At the same time, this is the first ministerial meeting of the Quad after another trans-regional conflict broke out in West Asia in the form of the Israel-Hamas war. There isn’t any significant discordant note among the Quad members on this conflict, as they share similar positions on how they view it and the way forward to end it.

Since finding its renewed impetus in recent years, however, Quad members have also looked beyond the key security agenda of the forum to also use it for addressing some areas of common economic interests. They see it as crucial for the goal of economic security in the region.
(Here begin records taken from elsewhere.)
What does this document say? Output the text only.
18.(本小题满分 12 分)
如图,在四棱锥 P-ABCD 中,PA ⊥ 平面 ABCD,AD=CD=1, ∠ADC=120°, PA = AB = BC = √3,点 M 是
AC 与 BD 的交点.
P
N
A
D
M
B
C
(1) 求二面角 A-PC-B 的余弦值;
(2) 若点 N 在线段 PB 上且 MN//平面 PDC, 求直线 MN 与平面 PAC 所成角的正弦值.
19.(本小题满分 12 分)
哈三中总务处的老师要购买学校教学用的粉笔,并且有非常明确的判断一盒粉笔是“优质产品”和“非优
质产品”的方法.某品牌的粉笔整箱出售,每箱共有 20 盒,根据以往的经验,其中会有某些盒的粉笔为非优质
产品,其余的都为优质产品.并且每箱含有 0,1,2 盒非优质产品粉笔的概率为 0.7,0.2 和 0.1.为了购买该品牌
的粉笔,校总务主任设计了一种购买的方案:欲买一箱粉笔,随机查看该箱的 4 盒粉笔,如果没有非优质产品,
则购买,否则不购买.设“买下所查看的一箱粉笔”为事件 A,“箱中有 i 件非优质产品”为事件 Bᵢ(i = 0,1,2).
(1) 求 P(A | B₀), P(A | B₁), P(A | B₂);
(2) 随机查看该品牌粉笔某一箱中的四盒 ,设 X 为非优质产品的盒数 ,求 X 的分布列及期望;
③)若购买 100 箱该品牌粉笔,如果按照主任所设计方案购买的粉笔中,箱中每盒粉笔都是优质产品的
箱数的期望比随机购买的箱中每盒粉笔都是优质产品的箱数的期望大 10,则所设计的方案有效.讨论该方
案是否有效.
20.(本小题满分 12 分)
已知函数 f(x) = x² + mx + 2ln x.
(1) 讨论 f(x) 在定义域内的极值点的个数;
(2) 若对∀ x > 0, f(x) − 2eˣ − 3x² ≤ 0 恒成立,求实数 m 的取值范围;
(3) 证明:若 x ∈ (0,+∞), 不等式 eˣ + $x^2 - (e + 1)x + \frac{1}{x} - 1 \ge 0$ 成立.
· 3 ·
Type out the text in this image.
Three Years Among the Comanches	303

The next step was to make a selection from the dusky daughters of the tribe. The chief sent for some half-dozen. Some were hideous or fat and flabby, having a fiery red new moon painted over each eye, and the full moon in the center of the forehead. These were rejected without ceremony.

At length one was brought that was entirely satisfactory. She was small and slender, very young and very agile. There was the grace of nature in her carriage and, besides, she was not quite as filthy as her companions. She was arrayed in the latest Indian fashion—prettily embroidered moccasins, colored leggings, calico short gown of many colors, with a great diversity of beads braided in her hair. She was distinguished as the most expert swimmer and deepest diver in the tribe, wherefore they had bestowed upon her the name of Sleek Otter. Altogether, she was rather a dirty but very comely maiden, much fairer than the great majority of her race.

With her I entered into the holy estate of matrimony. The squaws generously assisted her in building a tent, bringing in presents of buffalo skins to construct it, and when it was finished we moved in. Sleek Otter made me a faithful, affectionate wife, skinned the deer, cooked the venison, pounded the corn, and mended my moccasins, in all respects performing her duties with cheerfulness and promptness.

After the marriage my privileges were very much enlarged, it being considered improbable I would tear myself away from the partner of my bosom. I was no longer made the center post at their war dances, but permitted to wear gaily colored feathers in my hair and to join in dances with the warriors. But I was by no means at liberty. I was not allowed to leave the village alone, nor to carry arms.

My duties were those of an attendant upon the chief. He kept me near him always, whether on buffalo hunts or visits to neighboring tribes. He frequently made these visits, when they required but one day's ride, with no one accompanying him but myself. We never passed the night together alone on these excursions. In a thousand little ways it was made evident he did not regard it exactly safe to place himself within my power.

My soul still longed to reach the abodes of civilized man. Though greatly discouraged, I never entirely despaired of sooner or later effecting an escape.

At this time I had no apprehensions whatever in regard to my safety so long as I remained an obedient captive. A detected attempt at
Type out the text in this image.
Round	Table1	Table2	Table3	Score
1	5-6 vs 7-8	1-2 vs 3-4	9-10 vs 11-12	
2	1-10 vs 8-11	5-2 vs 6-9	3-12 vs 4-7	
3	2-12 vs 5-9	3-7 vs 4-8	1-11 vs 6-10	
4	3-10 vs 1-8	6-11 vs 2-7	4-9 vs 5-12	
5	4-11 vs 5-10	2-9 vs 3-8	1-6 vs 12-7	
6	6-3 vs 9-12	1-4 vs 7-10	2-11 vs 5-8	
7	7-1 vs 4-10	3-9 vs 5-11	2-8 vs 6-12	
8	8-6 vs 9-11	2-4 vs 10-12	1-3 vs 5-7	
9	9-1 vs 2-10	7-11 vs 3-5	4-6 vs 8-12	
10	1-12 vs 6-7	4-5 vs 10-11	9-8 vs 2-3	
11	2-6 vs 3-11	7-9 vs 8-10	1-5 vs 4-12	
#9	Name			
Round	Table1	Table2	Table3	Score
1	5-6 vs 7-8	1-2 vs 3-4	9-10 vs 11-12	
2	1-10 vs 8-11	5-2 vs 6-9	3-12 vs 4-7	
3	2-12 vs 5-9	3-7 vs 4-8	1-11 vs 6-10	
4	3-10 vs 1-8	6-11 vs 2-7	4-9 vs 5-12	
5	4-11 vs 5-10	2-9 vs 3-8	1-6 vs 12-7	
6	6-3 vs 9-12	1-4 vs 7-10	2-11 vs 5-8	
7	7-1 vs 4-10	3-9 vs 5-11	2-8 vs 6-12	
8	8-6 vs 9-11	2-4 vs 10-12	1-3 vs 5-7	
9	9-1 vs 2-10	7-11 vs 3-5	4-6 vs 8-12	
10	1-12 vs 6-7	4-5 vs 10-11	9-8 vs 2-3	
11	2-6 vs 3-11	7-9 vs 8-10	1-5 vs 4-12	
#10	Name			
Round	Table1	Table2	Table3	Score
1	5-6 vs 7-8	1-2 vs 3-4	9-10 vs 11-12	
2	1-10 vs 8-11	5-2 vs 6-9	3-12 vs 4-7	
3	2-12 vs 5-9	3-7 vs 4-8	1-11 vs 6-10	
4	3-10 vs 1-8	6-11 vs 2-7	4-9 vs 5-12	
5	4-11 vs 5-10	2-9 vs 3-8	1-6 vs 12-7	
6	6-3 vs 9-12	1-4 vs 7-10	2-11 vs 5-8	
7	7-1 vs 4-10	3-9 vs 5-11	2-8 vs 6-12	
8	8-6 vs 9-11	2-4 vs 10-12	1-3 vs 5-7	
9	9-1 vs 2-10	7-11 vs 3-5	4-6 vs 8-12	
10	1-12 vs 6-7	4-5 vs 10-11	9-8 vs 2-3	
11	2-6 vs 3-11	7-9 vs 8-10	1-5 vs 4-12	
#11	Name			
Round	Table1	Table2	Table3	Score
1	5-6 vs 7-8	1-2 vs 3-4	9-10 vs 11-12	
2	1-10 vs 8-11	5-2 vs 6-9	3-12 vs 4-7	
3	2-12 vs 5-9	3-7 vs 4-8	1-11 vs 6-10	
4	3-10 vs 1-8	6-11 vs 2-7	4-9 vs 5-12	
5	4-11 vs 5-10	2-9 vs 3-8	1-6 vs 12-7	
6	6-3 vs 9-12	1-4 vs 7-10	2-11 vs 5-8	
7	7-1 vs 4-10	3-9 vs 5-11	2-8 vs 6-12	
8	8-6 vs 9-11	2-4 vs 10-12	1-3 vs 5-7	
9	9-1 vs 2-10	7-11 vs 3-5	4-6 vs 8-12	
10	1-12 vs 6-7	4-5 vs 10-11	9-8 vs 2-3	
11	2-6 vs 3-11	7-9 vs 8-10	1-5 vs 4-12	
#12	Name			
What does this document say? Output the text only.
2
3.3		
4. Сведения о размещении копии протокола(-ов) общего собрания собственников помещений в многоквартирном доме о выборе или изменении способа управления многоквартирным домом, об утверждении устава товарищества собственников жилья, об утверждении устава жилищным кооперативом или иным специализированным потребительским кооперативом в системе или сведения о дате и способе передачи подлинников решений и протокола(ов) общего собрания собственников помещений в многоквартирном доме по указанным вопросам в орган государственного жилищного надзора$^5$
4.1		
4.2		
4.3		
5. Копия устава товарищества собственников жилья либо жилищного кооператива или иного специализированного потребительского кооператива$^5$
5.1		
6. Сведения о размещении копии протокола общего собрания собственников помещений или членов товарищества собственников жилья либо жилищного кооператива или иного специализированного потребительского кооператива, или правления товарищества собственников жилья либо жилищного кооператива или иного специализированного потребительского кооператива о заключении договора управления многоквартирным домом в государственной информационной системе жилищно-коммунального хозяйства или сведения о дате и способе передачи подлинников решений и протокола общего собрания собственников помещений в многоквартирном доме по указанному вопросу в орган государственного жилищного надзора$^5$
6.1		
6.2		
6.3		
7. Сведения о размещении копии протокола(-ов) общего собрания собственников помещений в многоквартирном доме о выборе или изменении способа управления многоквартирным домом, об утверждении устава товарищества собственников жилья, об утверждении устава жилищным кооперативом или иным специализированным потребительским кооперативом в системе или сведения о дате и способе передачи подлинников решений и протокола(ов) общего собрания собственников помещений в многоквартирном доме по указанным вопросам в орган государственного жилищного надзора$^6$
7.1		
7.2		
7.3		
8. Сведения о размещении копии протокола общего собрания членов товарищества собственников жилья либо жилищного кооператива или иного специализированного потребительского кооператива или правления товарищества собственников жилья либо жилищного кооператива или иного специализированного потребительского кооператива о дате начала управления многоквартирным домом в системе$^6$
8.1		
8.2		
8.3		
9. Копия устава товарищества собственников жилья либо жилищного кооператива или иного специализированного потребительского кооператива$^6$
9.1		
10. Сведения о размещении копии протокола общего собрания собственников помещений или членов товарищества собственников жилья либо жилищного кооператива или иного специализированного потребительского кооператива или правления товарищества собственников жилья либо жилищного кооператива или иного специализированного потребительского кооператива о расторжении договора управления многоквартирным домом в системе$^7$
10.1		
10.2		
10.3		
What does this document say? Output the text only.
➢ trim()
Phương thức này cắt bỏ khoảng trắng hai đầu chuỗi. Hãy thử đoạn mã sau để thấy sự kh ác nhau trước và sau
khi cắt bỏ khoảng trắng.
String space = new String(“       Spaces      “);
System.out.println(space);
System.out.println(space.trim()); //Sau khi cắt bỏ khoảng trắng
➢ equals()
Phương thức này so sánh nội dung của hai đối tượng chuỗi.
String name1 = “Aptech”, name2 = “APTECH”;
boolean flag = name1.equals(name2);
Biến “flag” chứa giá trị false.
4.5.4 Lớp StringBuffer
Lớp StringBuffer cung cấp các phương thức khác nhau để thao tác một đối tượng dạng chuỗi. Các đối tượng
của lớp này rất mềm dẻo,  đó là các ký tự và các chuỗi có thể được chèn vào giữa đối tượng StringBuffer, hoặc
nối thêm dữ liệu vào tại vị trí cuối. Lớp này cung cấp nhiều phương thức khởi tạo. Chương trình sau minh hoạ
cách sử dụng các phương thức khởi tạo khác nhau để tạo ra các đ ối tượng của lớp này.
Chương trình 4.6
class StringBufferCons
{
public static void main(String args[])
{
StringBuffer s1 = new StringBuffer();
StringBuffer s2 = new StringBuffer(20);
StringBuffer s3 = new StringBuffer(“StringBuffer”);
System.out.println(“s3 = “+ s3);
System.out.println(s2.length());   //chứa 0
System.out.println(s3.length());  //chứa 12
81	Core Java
This entails securing resilient supply chains, particularly in critical minerals and sourcing rare earths, to plug the vulnerabilities of member countries to extraneous factors. The Quad could be leveraged to offer alternatives for countries in the region, and the working groups could be directed towards these objectives also.

As the Quad waits for its summit in the later part of the year, the Tokyo meet of the foreign ministers will be as preparatory as it will be about finding responses to the immediate security concerns in the Indo-Pacific region. In the process of doing so, the foreign ministry heads of the member countries are also likely to explore the avenues of pursuing common economic interests. In reinforcing the conventional security counterweight to China in the region, building regional economic security can be handy in ensuring credible supply chains for the countries in the region.